From the results shown in Table 2, the polyurethane foams obtained in each Example had a density of 0.1 g / cm ³ or more, and a storage elastic modulus obtained from dynamic viscoelasticity at a frequency of 10 Hz and 25 ° C. Is 1.7 to 2.5 MPa, and tan δ is 0.01 to 0.14, so that it can be seen that the rubber composition has appropriate elasticity and high rebound resilience at the same time.

  On the other hand, the polyurethane foams obtained in Comparative Examples 1 and 2 have a high storage modulus and a high hardness, do not have appropriate elasticity, and do not have high rebound resilience.

  Further, although the polyurethane foam obtained in Comparative Example 4 has high rebound resilience, it has an appropriate elasticity, and the fact that this polyurethane foam does not have an appropriate elasticity is based on the value of hardness (Asker C).
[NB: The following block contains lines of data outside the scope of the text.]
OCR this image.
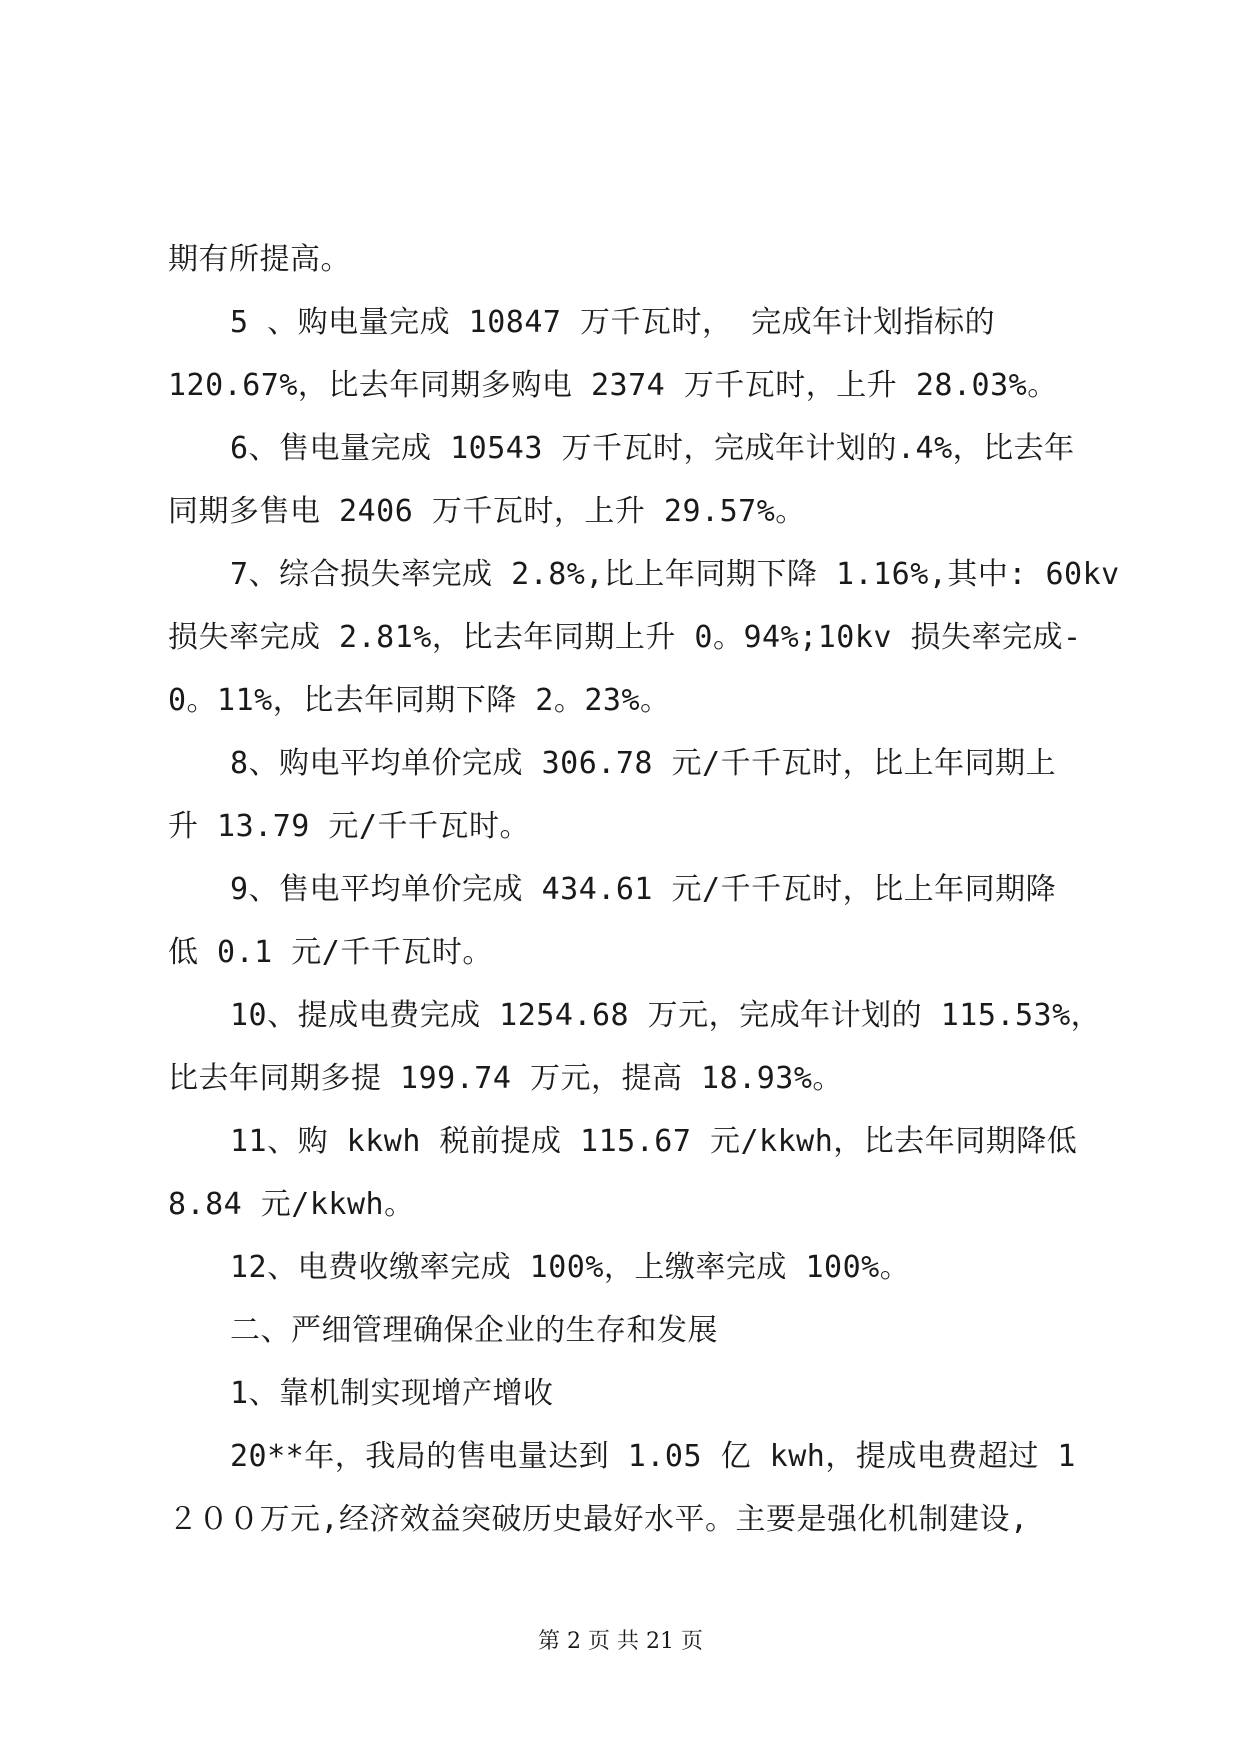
期有所提高。
5 、购电量完成 10847 万千瓦时， 完成年计划指标的
120.67%，比去年同期多购电 2374 万千瓦时，上升 28.03%。
6、售电量完成 10543 万千瓦时，完成年计划的.4%，比去年
同期多售电 2406 万千瓦时，上升 29.57%。
7、综合损失率完成 2.8%,比上年同期下降 1.16%,其中: 60kv
损失率完成 2.81%，比去年同期上升 0。94%;10kv 损失率完成-
0。11%，比去年同期下降 2。23%。
8、购电平均单价完成 306.78 元/千千瓦时，比上年同期上
升 13.79 元/千千瓦时。
9、售电平均单价完成 434.61 元/千千瓦时，比上年同期降
低 0.1 元/千千瓦时。
10、提成电费完成 1254.68 万元，完成年计划的 115.53%，
比去年同期多提 199.74 万元，提高 18.93%。
11、购 kkwh 税前提成 115.67 元/kkwh，比去年同期降低
8.84 元/kkwh。
12、电费收缴率完成 100%，上缴率完成 100%。
二、严细管理确保企业的生存和发展
1、靠机制实现增产增收
20**年，我局的售电量达到 1.05 亿 kwh，提成电费超过 1
２００万元,经济效益突破历史最好水平。主要是强化机制建设,
第 2 页 共 21 页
Is also clear.

  The polyurethane foam obtained in Comparative Example 3 has high rebound resilience, but has a strong soft feeling and does not have appropriate elasticity.
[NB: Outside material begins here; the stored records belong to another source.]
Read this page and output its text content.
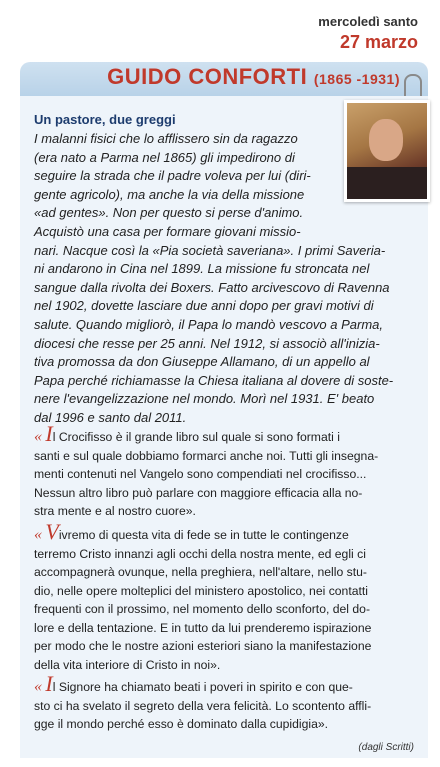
mercoledì santo
27 marzo
GUIDO CONFORTI (1865 -1931)
Un pastore, due greggi
I malanni fisici che lo afflissero sin da ragazzo
(era nato a Parma nel 1865) gli impedirono di
seguire la strada che il padre voleva per lui (diri-
gente agricolo), ma anche la via della missione
«ad gentes». Non per questo si perse d'animo.
Acquistò una casa per formare giovani missio-
nari. Nacque così la «Pia società saveriana». I primi Saveria-
ni andarono in Cina nel 1899. La missione fu stroncata nel
sangue dalla rivolta dei Boxers. Fatto arcivescovo di Ravenna
nel 1902, dovette lasciare due anni dopo per gravi motivi di
salute. Quando migliorò, il Papa lo mandò vescovo a Parma,
diocesi che resse per 25 anni. Nel 1912, si associò all'inizia-
tiva promossa da don Giuseppe Allamano, di un appello al
Papa perché richiamasse la Chiesa italiana al dovere di soste-
nere l'evangelizzazione nel mondo. Morì nel 1931. E' beato
dal 1996 e santo dal 2011.
« Il Crocifisso è il grande libro sul quale si sono formati i
santi e sul quale dobbiamo formarci anche noi. Tutti gli insegna-
menti contenuti nel Vangelo sono compendiati nel crocifisso...
Nessun altro libro può parlare con maggiore efficacia alla no-
stra mente e al nostro cuore».
« Vivremo di questa vita di fede se in tutte le contingenze
terremo Cristo innanzi agli occhi della nostra mente, ed egli ci
accompagnerà ovunque, nella preghiera, nell'altare, nello stu-
dio, nelle opere molteplici del ministero apostolico, nei contatti
frequenti con il prossimo, nel momento dello sconforto, del do-
lore e della tentazione. E in tutto da lui prenderemo ispirazione
per modo che le nostre azioni esteriori siano la manifestazione
della vita interiore di Cristo in noi».
« Il Signore ha chiamato beati i poveri in spirito e con que-
sto ci ha svelato il segreto della vera felicità. Lo scontento affli-
gge il mondo perché esso è dominato dalla cupidigia».
(dagli Scritti)
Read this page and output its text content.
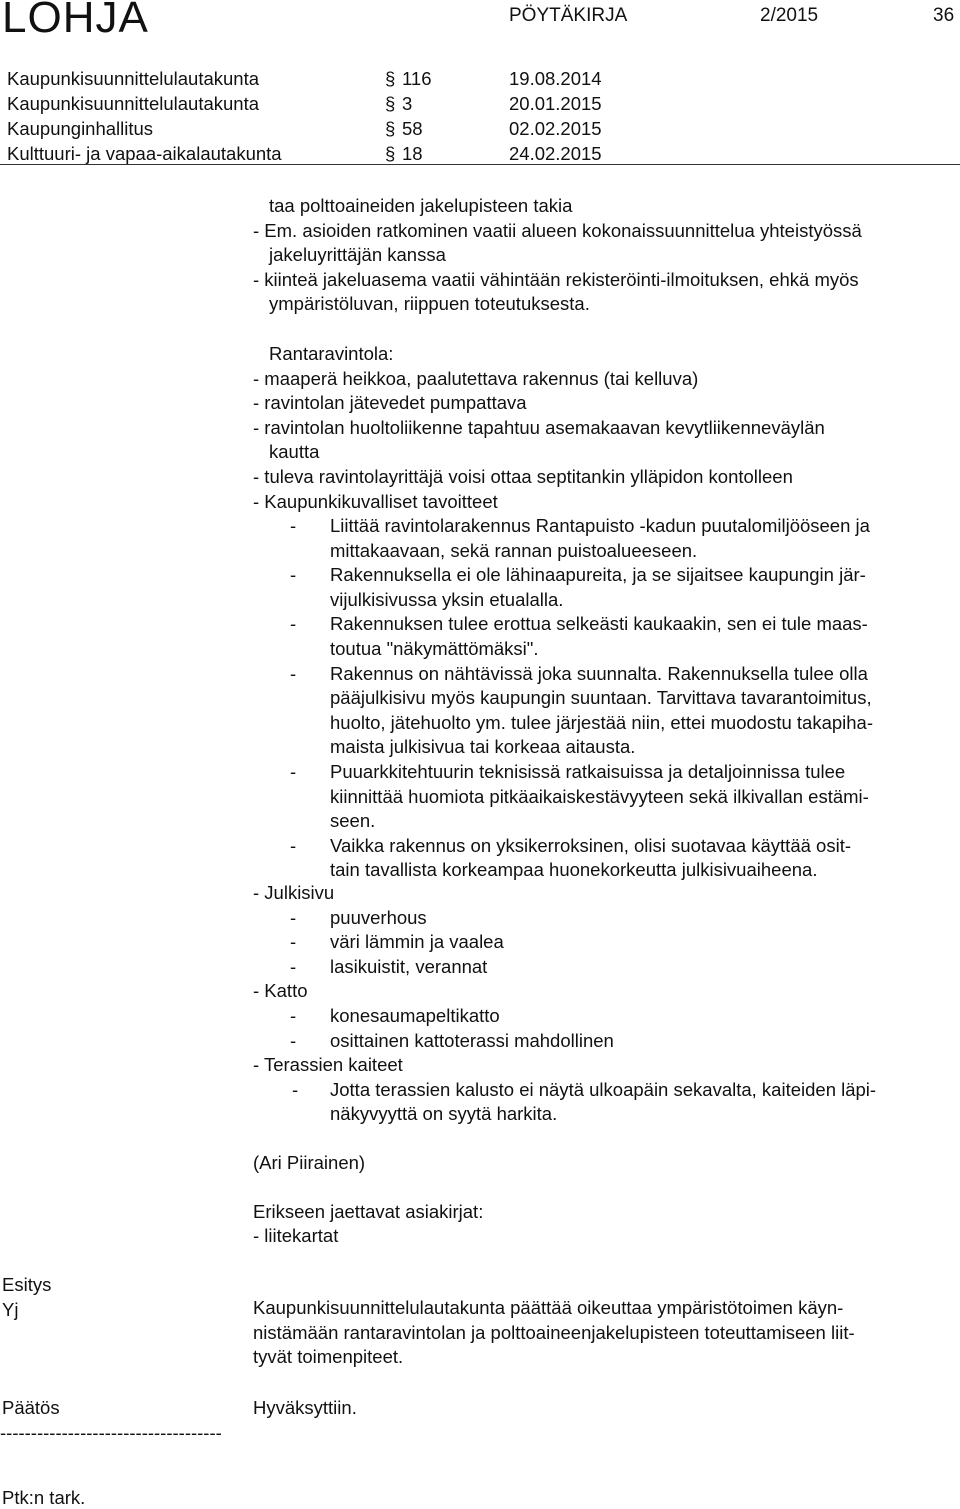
LOHJA	PÖYTÄKIRJA	2/2015	36
Kaupunkisuunnittelulautakunta	§ 116	19.08.2014
Kaupunkisuunnittelulautakunta	§ 3	20.01.2015
Kaupunginhallitus	§ 58	02.02.2015
Kulttuuri- ja vapaa-aikalautakunta	§ 18	24.02.2015
taa polttoaineiden jakelupisteen takia
- Em. asioiden ratkominen vaatii alueen kokonaissuunnittelua yhteistyössä
jakeluyrittäjän kanssa
- kiinteä jakeluasema vaatii vähintään rekisteröinti-ilmoituksen, ehkä myös
ympäristöluvan, riippuen toteutuksesta.
Rantaravintola:
- maaperä heikkoa, paalutettava rakennus (tai kelluva)
- ravintolan jätevedet pumpattava
- ravintolan huoltoliikenne tapahtuu asemakaavan kevytliikenneväylän
kautta
- tuleva ravintolayrittäjä voisi ottaa septitankin ylläpidon kontolleen
- Kaupunkikuvalliset tavoitteet
- Liittää ravintolarakennus Rantapuisto -kadun puutalomiljööseen ja
mittakaavaan, sekä rannan puistoalueeseen.
- Rakennuksella ei ole lähinaapureita, ja se sijaitsee kaupungin jär-
vijulkisivussa yksin etualalla.
- Rakennuksen tulee erottua selkeästi kaukaakin, sen ei tule maas-
toutua "näkymättömäksi".
- Rakennus on nähtävissä joka suunnalta. Rakennuksella tulee olla
pääjulkisivu myös kaupungin suuntaan. Tarvittava tavarantoimitus,
huolto, jätehuolto ym. tulee järjestää niin, ettei muodostu takapiha-
maista julkisivua tai korkeaa aitausta.
- Puuarkkitehtuurin teknisissä ratkaisuissa ja detaljoinnissa tulee
kiinnittää huomiota pitkäaikaiskestävyyteen sekä ilkivallan estämi-
seen.
- Vaikka rakennus on yksikerroksinen, olisi suotavaa käyttää osit-
tain tavallista korkeampaa huonekorkeutta julkisivuaiheena.
- Julkisivu
- puuverhous
- väri lämmin ja vaalea
- lasikuistit, verannat
- Katto
- konesaumapeltikatto
- osittainen kattoterassi mahdollinen
- Terassien kaiteet
- Jotta terassien kalusto ei näytä ulkoapäin sekavalta, kaiteiden läpi-
näkyvyyttä on syytä harkita.
(Ari Piirainen)
Erikseen jaettavat asiakirjat:
- liitekartat
Esitys
Yj	Kaupunkisuunnittelulautakunta päättää oikeuttaa ympäristötoimen käyn-
nistämään rantaravintolan ja polttoaineenjakelupisteen toteuttamiseen liit-
tyvät toimenpiteet.
Päätös	Hyväksyttiin.
------------------------------------
Ptk:n tark.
  The polyurethane foam obtained in Comparative Example 5 satisfies the storage elastic modulus under dynamic viscoelasticity conditions, but has a high tan δ, does not have appropriate elasticity from the viewpoint of feel, and has a high rebound resilience. Also have no.

  In the polyurethane foams obtained in Examples 1 and 2 and Comparative Examples 3 and 4, the polyol, the chain extender, the catalyst, the pigment, the amount of water added as the foaming agent, and the foam stabilizer were mixed in the same type. It can be seen that the storage modulus and tan δ differ depending on the amount of the compound.

  ADVANTAGE OF THE INVENTION The foam of this invention has sufficient intensity | strength, and it has the effect of having moderate elasticity and high rebound resilience simultaneously. Therefore, the foam of the present invention can be suitably used especially as a foam for shoe soles.

Claims (10)

  A foam having a storage elastic modulus obtained from dynamic viscoelasticity at a frequency of 10 Hz and 25 ° C. of 1.7 to 2.5 MPa and a tan δ of 0.01 to 0.14.   The foam according to claim 1, comprising a polyurethane foam.   The foam according to claim 1 or 2, having a tensile strength of 1.47 MPa or more.   The foam according to any one of claims 1 to 3, having a rebound resilience of 36 to 80%.   The amount of abrasion in a DIN abrasion test is 100 mg or less under the condition that the force for pressing the test piece against the polishing cloth is 7.5 N and the test piece is a disk-shaped test piece having a diameter of 18 mm and a thickness of 10 mm. 4. The foam according to any one of 4.   The foam according to any one of claims 1 to 5, wherein the 100% modulus is 1.2 MPa or less.   A shoe sole member comprising the foam according to any one of claims 1 to 6.   A shoe sole having the foam according to any one of claims 1 to 6.   Under the conditions that the rebound resilience is 36 to 80%, the force for pressing the test piece against the polishing cloth is 7.5 N, and the test piece is a disc-shaped test piece having a diameter of 18 mm and a thickness of 10 mm, A foam having a wear amount of 100 mg or less and a 100% modulus of 1.2 MPa or less.   A method for producing a polyurethane foam by reacting a polyol component and an isocyanate compound, wherein the polyol component is a bifunctional polyol, and ethylene glycol and 1,4-butanediol are used as polyhydric alcohols of the bifunctional polyol raw material, A method for producing a polyurethane foam having a storage elastic modulus obtained from dynamic viscoelasticity at a frequency of 10 Hz and 25 ° C. of 1.7 to 2.5 MPa and a tan δ of 0.01 to 0.14.